Men’s voices filled the room. Some had constructive ideas. Some just wanted to talk. Some had bad suggestions or feeble ones like ‘Let’s call a lawyer.’ But almost everyone wanted a chance to speak.
‘I say an eye for an eye,’ called out Cardinal Spellman, a short, bald man with a tiny mustache. ‘Let’s take away his house.’

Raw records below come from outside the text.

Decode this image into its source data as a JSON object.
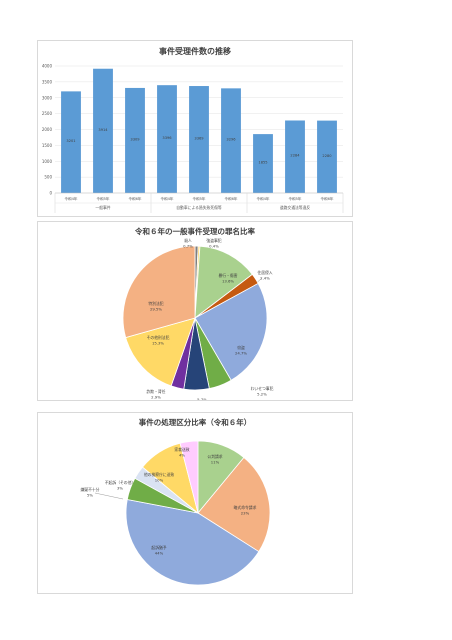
{
  "chart_data": [
    {
      "type": "bar",
      "title": "事件受理件数の推移",
      "categories": [
        "令和4年",
        "令和5年",
        "令和6年",
        "令和4年",
        "令和5年",
        "令和6年",
        "令和4年",
        "令和5年",
        "令和6年"
      ],
      "groups": [
        "一般事件",
        "自動車による過失致死傷等",
        "道路交通法等違反"
      ],
      "values": [
        3201,
        3914,
        3309,
        3396,
        3369,
        3296,
        1855,
        2284,
        2280
      ],
      "value_labels": [
        "3201",
        "3914",
        "3309",
        "3396",
        "3369",
        "3296",
        "1855",
        "2284",
        "2280"
      ],
      "yticks": [
        "0",
        "500",
        "1000",
        "1500",
        "2000",
        "2500",
        "3000",
        "3500",
        "4000"
      ],
      "ylim": [
        0,
        4000
      ],
      "grid": true,
      "colors": {
        "bar": "#5b9bd5"
      }
    },
    {
      "type": "pie",
      "title": "令和６年の一般事件受理の罪名比率",
      "slices": [
        {
          "name": "殺人",
          "pct": "0.7%",
          "value": 0.7,
          "color": "#7f7f7f"
        },
        {
          "name": "強盗事犯",
          "pct": "0.4%",
          "value": 0.4,
          "color": "#ffd966"
        },
        {
          "name": "暴行・傷害",
          "pct": "13.6%",
          "value": 13.6,
          "color": "#a9d18e"
        },
        {
          "name": "住居侵入",
          "pct": "2.4%",
          "value": 2.4,
          "color": "#c55a11"
        },
        {
          "name": "窃盗",
          "pct": "24.7%",
          "value": 24.7,
          "color": "#8faadc"
        },
        {
          "name": "わいせつ事犯",
          "pct": "5.2%",
          "value": 5.2,
          "color": "#70ad47"
        },
        {
          "name": "",
          "pct": "5.7%",
          "value": 5.7,
          "color": "#264478"
        },
        {
          "name": "詐欺・背任",
          "pct": "2.9%",
          "value": 2.9,
          "color": "#7030a0"
        },
        {
          "name": "その他刑法犯",
          "pct": "15.3%",
          "value": 15.3,
          "color": "#ffd966"
        },
        {
          "name": "特別法犯",
          "pct": "29.5%",
          "value": 29.5,
          "color": "#f4b183"
        }
      ]
    },
    {
      "type": "pie",
      "title": "事件の処理区分比率（令和６年）",
      "slices": [
        {
          "name": "公判請求",
          "pct": "11%",
          "value": 11,
          "color": "#a9d18e"
        },
        {
          "name": "略式命令請求",
          "pct": "23%",
          "value": 23,
          "color": "#f4b183"
        },
        {
          "name": "起訴猶予",
          "pct": "44%",
          "value": 44,
          "color": "#8faadc"
        },
        {
          "name": "嫌疑不十分",
          "pct": "5%",
          "value": 5,
          "color": "#70ad47"
        },
        {
          "name": "不起訴（その他）",
          "pct": "3%",
          "value": 3,
          "color": "#dae3f3"
        },
        {
          "name": "他の検察庁に送致",
          "pct": "10%",
          "value": 10,
          "color": "#ffd966"
        },
        {
          "name": "家裁送致",
          "pct": "4%",
          "value": 4,
          "color": "#ffccff"
        }
      ]
    }
  ]
}
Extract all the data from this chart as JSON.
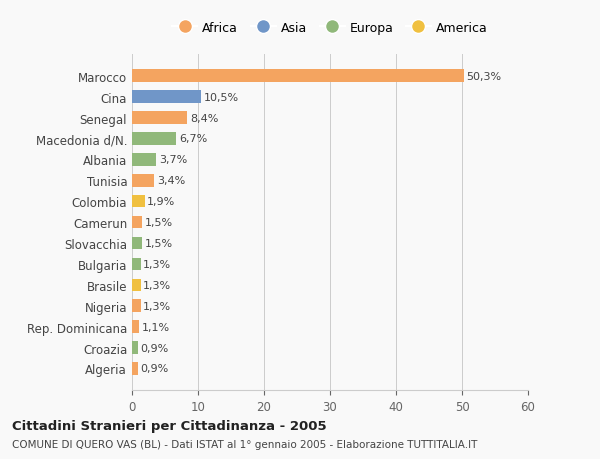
{
  "categories": [
    "Algeria",
    "Croazia",
    "Rep. Dominicana",
    "Nigeria",
    "Brasile",
    "Bulgaria",
    "Slovacchia",
    "Camerun",
    "Colombia",
    "Tunisia",
    "Albania",
    "Macedonia d/N.",
    "Senegal",
    "Cina",
    "Marocco"
  ],
  "values": [
    0.9,
    0.9,
    1.1,
    1.3,
    1.3,
    1.3,
    1.5,
    1.5,
    1.9,
    3.4,
    3.7,
    6.7,
    8.4,
    10.5,
    50.3
  ],
  "colors": [
    "#F4A460",
    "#90B87A",
    "#F4A460",
    "#F4A460",
    "#F0C040",
    "#90B87A",
    "#90B87A",
    "#F4A460",
    "#F0C040",
    "#F4A460",
    "#90B87A",
    "#90B87A",
    "#F4A460",
    "#7096C8",
    "#F4A460"
  ],
  "labels": [
    "0,9%",
    "0,9%",
    "1,1%",
    "1,3%",
    "1,3%",
    "1,3%",
    "1,5%",
    "1,5%",
    "1,9%",
    "3,4%",
    "3,7%",
    "6,7%",
    "8,4%",
    "10,5%",
    "50,3%"
  ],
  "legend": [
    {
      "label": "Africa",
      "color": "#F4A460"
    },
    {
      "label": "Asia",
      "color": "#7096C8"
    },
    {
      "label": "Europa",
      "color": "#90B87A"
    },
    {
      "label": "America",
      "color": "#F0C040"
    }
  ],
  "title": "Cittadini Stranieri per Cittadinanza - 2005",
  "subtitle": "COMUNE DI QUERO VAS (BL) - Dati ISTAT al 1° gennaio 2005 - Elaborazione TUTTITALIA.IT",
  "xlim": [
    0,
    60
  ],
  "xticks": [
    0,
    10,
    20,
    30,
    40,
    50,
    60
  ],
  "background_color": "#f9f9f9",
  "bar_height": 0.6
}
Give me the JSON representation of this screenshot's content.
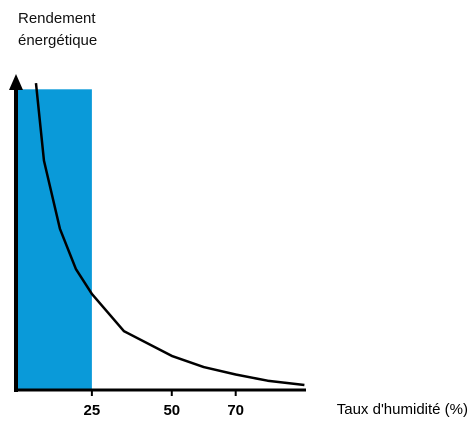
{
  "chart_data": {
    "type": "line",
    "ylabel": "Rendement énergétique",
    "xlabel": "Taux d'humidité (%)",
    "x": [
      7.5,
      10,
      15,
      20,
      25,
      35,
      50,
      60,
      70,
      80,
      91.5
    ],
    "series": [
      {
        "color": "#000000",
        "values": [
          99,
          74,
          52,
          39,
          31,
          19,
          11,
          7.4,
          5,
          3,
          1.6
        ]
      }
    ],
    "highlight": {
      "x": [
        0,
        25
      ],
      "value": 97,
      "color": "#0a9ad9"
    },
    "xlim": [
      0,
      92
    ],
    "ylim": [
      0,
      100
    ],
    "xticks": [
      25,
      50,
      70
    ]
  }
}
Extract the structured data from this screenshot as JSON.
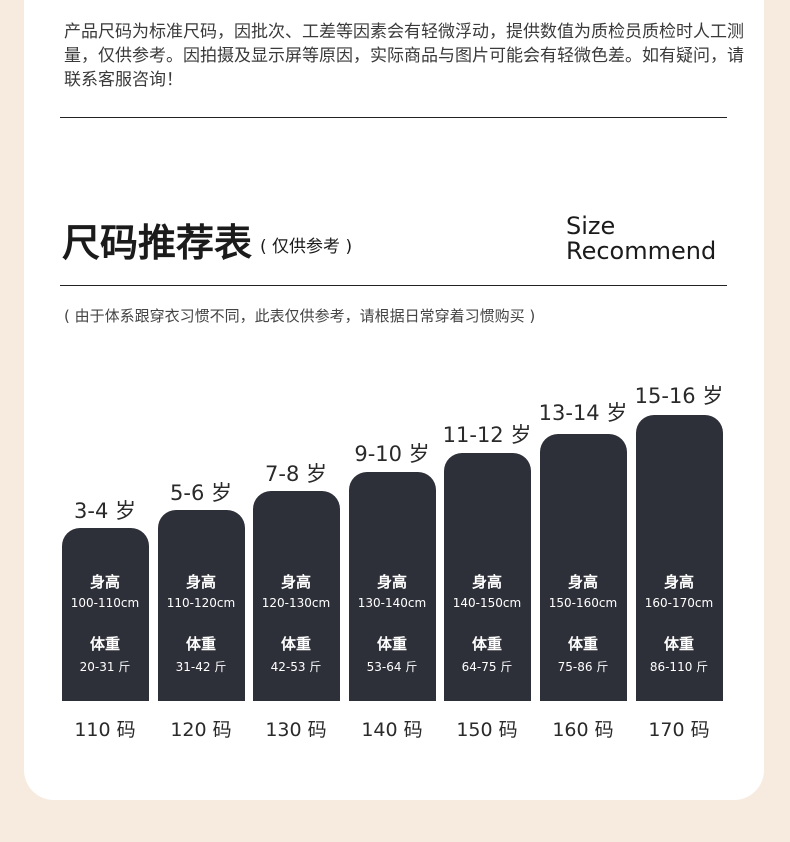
{
  "notice": "产品尺码为标准尺码，因批次、工差等因素会有轻微浮动，提供数值为质检员质检时人工测量，仅供参考。因拍摄及显示屏等原因，实际商品与图片可能会有轻微色差。如有疑问，请联系客服咨询！",
  "header": {
    "title": "尺码推荐表",
    "subtitle": "( 仅供参考 )",
    "en_line1": "Size",
    "en_line2": "Recommend"
  },
  "note": "( 由于体系跟穿衣习惯不同，此表仅供参考，请根据日常穿着习惯购买 )",
  "labels": {
    "height": "身高",
    "weight": "体重"
  },
  "colors": {
    "bar": "#2e3039",
    "background": "#f7ebe0",
    "card": "#ffffff"
  },
  "sizes": [
    {
      "age": "3-4 岁",
      "height": "100-110cm",
      "weight": "20-31 斤",
      "code": "110 码"
    },
    {
      "age": "5-6 岁",
      "height": "110-120cm",
      "weight": "31-42 斤",
      "code": "120 码"
    },
    {
      "age": "7-8 岁",
      "height": "120-130cm",
      "weight": "42-53 斤",
      "code": "130 码"
    },
    {
      "age": "9-10 岁",
      "height": "130-140cm",
      "weight": "53-64 斤",
      "code": "140 码"
    },
    {
      "age": "11-12 岁",
      "height": "140-150cm",
      "weight": "64-75 斤",
      "code": "150 码"
    },
    {
      "age": "13-14 岁",
      "height": "150-160cm",
      "weight": "75-86 斤",
      "code": "160 码"
    },
    {
      "age": "15-16 岁",
      "height": "160-170cm",
      "weight": "86-110 斤",
      "code": "170 码"
    }
  ]
}
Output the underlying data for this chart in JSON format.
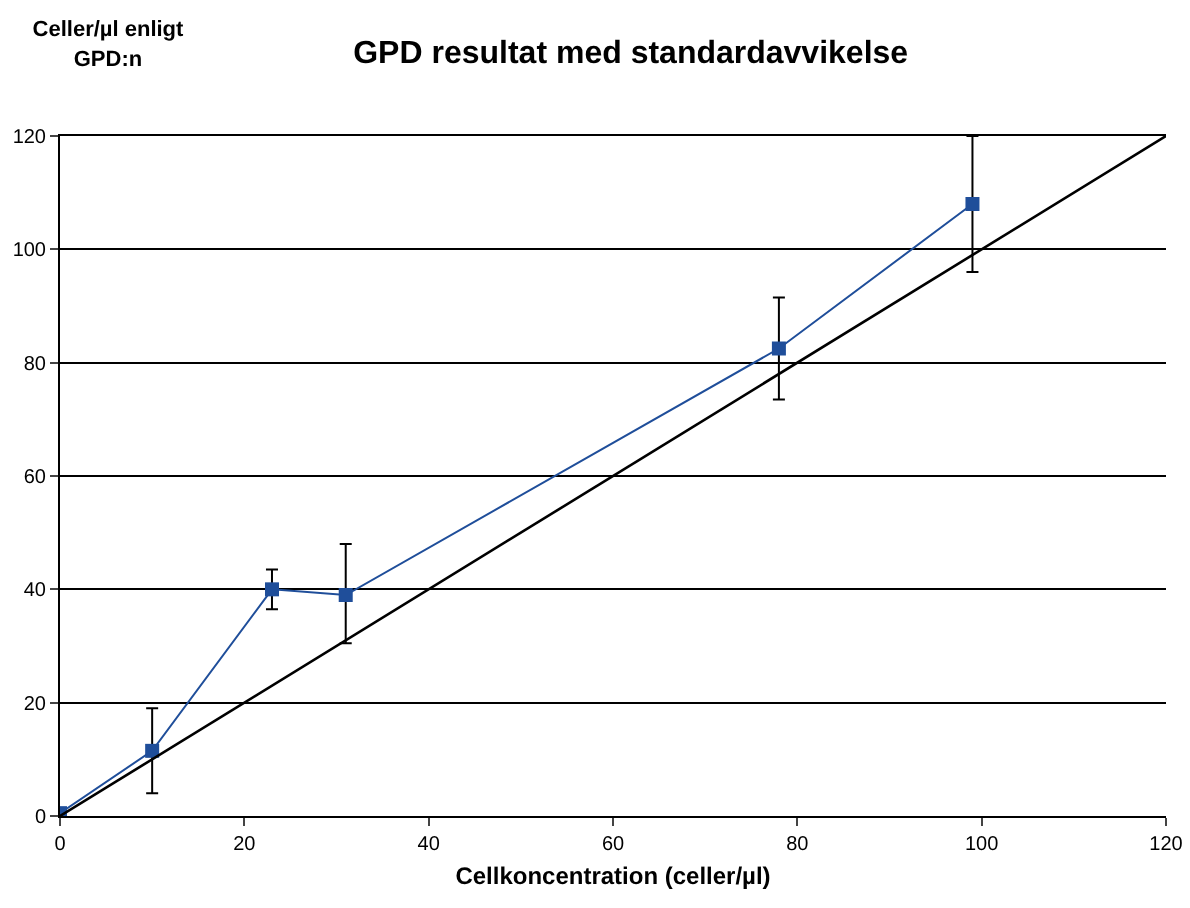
{
  "chart_data": {
    "type": "line",
    "title": "GPD resultat med standardavvikelse",
    "xlabel": "Cellkoncentration (celler/µl)",
    "ylabel": "Celler/µl enligt GPD:n",
    "x": [
      0,
      10,
      23,
      31,
      78,
      99
    ],
    "series": [
      {
        "color": "#1f4e9a",
        "values": [
          0.5,
          11.5,
          40,
          39,
          82.5,
          108
        ],
        "errors": [
          null,
          [
            4,
            19
          ],
          [
            36.5,
            43.5
          ],
          [
            30.5,
            48
          ],
          [
            73.5,
            91.5
          ],
          [
            96,
            120
          ]
        ],
        "marker": "square"
      },
      {
        "color": "#000000",
        "x": [
          0,
          120
        ],
        "values": [
          0,
          120
        ],
        "marker": "none"
      }
    ],
    "xlim": [
      0,
      120
    ],
    "ylim": [
      0,
      120
    ],
    "xticks": [
      0,
      20,
      40,
      60,
      80,
      100,
      120
    ],
    "yticks": [
      0,
      20,
      40,
      60,
      80,
      100,
      120
    ],
    "grid": "y"
  }
}
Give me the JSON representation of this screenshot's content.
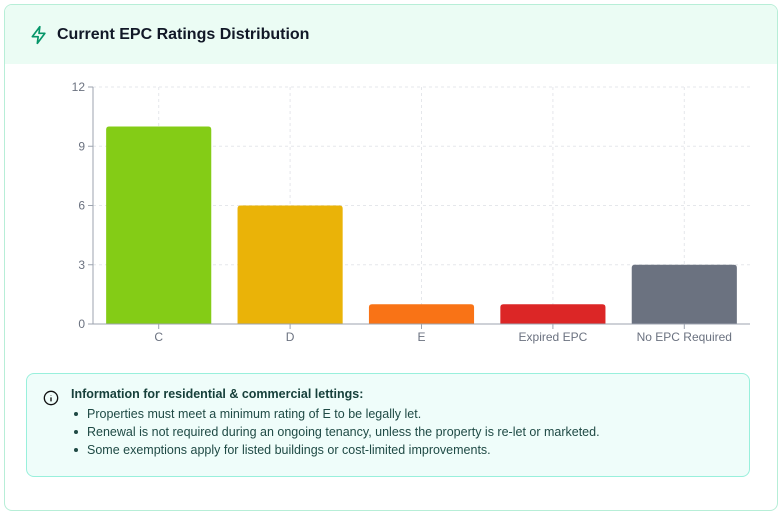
{
  "header": {
    "title": "Current EPC Ratings Distribution",
    "icon": "lightning-icon"
  },
  "chart_data": {
    "type": "bar",
    "categories": [
      "C",
      "D",
      "E",
      "Expired EPC",
      "No EPC Required"
    ],
    "values": [
      10,
      6,
      1,
      1,
      3
    ],
    "colors": [
      "#84cc16",
      "#eab308",
      "#f97316",
      "#dc2626",
      "#6b7280"
    ],
    "yticks": [
      0,
      3,
      6,
      9,
      12
    ],
    "ylim": [
      0,
      12
    ],
    "grid": true
  },
  "info": {
    "icon": "info-icon",
    "heading": "Information for residential & commercial lettings:",
    "items": [
      "Properties must meet a minimum rating of E to be legally let.",
      "Renewal is not required during an ongoing tenancy, unless the property is re-let or marketed.",
      "Some exemptions apply for listed buildings or cost-limited improvements."
    ]
  }
}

‘I have a better idea,’ called out Bob. ‘Let’s take away his Castle.’
> That was the spark that united the anger and brought a relatively quiet room to life. No one can ever be as angry when it’s hopeless as they can be when there’s something to be done about it. People work for change when they think there’s a chance of getting it. Otherwise they say, ‘Why bother?’
Ronald Horne’s Castle was the biggest, lushest, most ostentatious and expensive hotel from the Eastern Seaboard to Rodeo Drive. And it was located right in the middle of midtown redevelopment, so the guests could have a clear view of their power and riches at work. It was renowned, not only for its lavishness, but also for the transplanted tropical rain forest that had been re-created inside the lobby to serve as a symbolic moat with actual crocodiles. The guests could feel like authentic aristocracy instead of the robber barons that they really were. From the moment they checked in they were treated like royalty from the middle ages. The motif was Early Modern Colonialism and the staff was required to dress in loincloths with chains hanging from their wrists and ankles. The men’s room didn’t say Men on the door. It said Bwana. The bathrooms were designed to look like diamond mines with black attendants wearing lanterns and pulling paper towels out with pickaxes. Chicken salad on rye cost twelve dollars.
‘We should go now,’ James said. ‘We’re angry now, so we should go now.’
‘But how are we going to get cabs for three hundred?’ asked a clean-shaven young man in a black leather jacket, who looked like he had a lot of discretionary income.
‘I-R-T’ began as a steady chant from the back of the room. ‘I-R-T.’
‘I think I’m going with them,’ Kate said. ‘I haven’t done anything like this since the Vietnam War.’
‘I’m staying here,’ Molly said. ‘Fabian and I are going to be on phone duty in case of emergency. Good luck. I hope the trains aren’t too delayed.’
Kate started to file out the door with this huge group of guys. It took until they got to the Astor Place station before she realized she was the only one in a suit.